🤖 AI Summary
This study addresses the lack of systematic integration in current Affective Extended Reality (Affective XR) research, which hinders a clear understanding of its design paradigms and technical landscape in emotion recognition and sharing. Employing a scoping review methodology, the work systematically analyzes 82 human-computer interaction studies, synthesizing advancements in biosignal sensing, XR platforms, and affective modeling to produce the first comprehensive research map of Affective XR. The analysis reveals the diversity of emotion-sharing objectives, distills key design dimensions, and categorizes prevailing system architectures and evaluation approaches. Furthermore, it identifies underexplored research directions, offering a cohesive theoretical framework and actionable pathways to guide future investigations in this emerging interdisciplinary domain.
📝 Abstract
This paper introduces the notion of affective extended reality (XR) to characterise XR systems that use biodata to enable understanding of emotions. The HCI literature contains many such systems, but they have not yet been mapped into a coherent whole. To address this, we conducted a scoping review of 82 papers that explore the nexus of biodata, emotions, and XR. We analyse the technologies used in these systems, the interaction techniques employed, and the methods used to evaluate their effectiveness.
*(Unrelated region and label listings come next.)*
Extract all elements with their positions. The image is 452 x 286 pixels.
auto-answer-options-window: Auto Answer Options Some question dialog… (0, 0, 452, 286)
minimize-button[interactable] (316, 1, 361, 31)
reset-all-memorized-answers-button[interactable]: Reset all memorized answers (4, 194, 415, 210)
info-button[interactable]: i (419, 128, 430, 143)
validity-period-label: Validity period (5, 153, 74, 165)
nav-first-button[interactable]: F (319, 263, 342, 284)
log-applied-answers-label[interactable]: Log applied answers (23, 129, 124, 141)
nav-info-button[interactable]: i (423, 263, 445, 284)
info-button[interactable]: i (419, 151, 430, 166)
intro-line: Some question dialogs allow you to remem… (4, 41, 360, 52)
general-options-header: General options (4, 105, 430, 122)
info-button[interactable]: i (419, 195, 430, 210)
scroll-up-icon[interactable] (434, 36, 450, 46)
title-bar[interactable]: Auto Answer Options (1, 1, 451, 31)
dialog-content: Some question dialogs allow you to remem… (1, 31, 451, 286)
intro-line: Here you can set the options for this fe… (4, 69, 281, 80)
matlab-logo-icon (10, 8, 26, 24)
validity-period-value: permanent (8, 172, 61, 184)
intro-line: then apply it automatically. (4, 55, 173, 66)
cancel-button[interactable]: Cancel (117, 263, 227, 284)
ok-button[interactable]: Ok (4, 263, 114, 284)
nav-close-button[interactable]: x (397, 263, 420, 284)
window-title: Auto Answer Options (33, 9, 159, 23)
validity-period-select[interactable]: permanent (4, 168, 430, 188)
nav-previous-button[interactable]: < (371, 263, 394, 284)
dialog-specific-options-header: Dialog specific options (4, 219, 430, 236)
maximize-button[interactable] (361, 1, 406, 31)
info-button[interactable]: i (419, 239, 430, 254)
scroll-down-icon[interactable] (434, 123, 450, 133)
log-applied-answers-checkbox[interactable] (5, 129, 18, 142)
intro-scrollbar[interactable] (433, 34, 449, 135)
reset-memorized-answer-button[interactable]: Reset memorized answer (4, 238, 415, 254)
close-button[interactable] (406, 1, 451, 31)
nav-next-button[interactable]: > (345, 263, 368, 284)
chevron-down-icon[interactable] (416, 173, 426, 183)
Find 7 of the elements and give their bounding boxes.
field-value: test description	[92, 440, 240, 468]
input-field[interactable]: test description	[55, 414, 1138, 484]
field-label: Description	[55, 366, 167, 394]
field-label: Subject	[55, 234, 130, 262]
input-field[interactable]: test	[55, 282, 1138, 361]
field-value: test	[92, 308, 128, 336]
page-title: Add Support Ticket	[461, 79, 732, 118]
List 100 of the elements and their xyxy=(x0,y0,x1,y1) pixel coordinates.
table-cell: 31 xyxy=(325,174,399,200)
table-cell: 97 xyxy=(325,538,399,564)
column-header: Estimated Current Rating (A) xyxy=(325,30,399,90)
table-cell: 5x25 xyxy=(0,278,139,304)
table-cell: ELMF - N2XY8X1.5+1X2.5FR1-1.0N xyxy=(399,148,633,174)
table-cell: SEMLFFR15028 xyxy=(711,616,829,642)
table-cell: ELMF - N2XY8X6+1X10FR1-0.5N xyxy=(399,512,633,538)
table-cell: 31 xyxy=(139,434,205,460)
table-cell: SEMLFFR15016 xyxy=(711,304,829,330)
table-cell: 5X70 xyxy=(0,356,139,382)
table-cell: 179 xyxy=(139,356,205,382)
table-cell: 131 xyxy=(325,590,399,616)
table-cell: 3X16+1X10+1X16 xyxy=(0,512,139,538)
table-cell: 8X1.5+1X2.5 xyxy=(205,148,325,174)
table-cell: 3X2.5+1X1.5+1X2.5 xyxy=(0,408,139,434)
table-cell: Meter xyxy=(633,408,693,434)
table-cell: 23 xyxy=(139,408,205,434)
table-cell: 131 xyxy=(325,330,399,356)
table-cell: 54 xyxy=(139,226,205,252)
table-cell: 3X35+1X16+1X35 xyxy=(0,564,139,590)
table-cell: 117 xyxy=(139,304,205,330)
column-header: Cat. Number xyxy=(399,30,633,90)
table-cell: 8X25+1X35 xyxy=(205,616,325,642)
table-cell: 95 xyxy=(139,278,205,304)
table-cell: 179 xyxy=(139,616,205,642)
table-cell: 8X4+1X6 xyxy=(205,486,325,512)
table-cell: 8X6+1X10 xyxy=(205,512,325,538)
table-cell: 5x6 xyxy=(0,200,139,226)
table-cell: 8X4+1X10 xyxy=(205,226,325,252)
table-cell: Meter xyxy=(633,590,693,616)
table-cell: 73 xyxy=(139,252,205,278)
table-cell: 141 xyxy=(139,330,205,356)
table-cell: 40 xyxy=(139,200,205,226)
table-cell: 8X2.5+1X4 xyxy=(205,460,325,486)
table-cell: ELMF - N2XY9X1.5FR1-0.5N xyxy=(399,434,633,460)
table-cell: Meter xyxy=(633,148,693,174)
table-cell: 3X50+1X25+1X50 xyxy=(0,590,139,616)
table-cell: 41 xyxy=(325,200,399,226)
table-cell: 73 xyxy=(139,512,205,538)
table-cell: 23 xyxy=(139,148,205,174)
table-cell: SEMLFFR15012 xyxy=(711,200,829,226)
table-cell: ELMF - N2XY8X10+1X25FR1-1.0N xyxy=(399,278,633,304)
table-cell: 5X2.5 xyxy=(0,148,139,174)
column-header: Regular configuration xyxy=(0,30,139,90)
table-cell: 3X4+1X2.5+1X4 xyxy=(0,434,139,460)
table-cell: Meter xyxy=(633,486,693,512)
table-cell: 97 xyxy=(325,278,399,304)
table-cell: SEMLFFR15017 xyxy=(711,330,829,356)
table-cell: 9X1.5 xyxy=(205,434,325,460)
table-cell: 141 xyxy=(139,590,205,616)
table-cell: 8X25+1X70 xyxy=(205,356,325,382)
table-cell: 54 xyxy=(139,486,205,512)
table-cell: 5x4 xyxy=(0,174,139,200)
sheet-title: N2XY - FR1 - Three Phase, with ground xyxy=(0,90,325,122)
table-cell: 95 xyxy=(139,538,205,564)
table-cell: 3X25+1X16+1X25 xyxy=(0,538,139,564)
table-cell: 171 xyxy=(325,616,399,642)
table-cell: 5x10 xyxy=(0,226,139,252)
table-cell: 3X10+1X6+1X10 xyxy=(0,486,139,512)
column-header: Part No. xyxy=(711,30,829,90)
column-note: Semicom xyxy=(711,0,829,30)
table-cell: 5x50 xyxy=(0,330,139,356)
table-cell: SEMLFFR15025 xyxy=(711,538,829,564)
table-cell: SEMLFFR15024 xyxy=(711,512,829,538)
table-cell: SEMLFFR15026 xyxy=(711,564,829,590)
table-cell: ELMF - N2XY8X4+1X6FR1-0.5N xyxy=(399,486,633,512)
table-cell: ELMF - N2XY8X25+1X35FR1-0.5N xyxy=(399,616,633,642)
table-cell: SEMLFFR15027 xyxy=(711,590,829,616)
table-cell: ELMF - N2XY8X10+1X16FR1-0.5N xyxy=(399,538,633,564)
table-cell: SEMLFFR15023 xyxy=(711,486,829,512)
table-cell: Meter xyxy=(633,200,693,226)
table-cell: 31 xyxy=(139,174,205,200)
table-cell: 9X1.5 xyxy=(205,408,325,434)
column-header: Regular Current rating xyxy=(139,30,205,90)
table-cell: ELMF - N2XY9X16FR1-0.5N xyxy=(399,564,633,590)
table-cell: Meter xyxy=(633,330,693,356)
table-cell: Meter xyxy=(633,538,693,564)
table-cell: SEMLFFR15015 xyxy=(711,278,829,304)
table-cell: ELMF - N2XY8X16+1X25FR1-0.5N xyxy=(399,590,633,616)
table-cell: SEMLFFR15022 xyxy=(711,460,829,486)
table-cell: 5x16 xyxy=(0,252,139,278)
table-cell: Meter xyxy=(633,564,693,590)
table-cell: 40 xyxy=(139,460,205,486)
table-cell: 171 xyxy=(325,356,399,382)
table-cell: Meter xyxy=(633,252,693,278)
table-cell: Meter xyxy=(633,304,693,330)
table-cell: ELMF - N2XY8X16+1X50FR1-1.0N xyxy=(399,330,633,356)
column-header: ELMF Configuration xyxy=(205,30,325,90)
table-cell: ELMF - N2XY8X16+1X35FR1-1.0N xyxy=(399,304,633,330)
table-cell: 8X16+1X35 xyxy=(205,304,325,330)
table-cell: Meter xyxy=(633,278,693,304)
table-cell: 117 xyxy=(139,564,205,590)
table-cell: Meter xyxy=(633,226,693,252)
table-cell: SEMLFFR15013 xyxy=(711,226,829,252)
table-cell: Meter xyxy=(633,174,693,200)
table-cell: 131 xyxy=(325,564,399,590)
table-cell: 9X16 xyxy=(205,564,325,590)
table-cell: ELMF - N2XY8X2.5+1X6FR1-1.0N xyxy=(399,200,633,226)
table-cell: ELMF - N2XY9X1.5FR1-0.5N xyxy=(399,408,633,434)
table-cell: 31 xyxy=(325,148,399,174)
Through our analysis, we contribute a mapping of the current landscape of affective XR, revealing diversity in the goals for enabling emotion sharing. We demonstrate how HCI researchers have explored the design of the interaction flows in XR biofeedback systems, highlighting key design dimensions and challenges in understanding emotions. We discuss underused approaches for emotion sharing and highlight opportunities for future research on affective XR.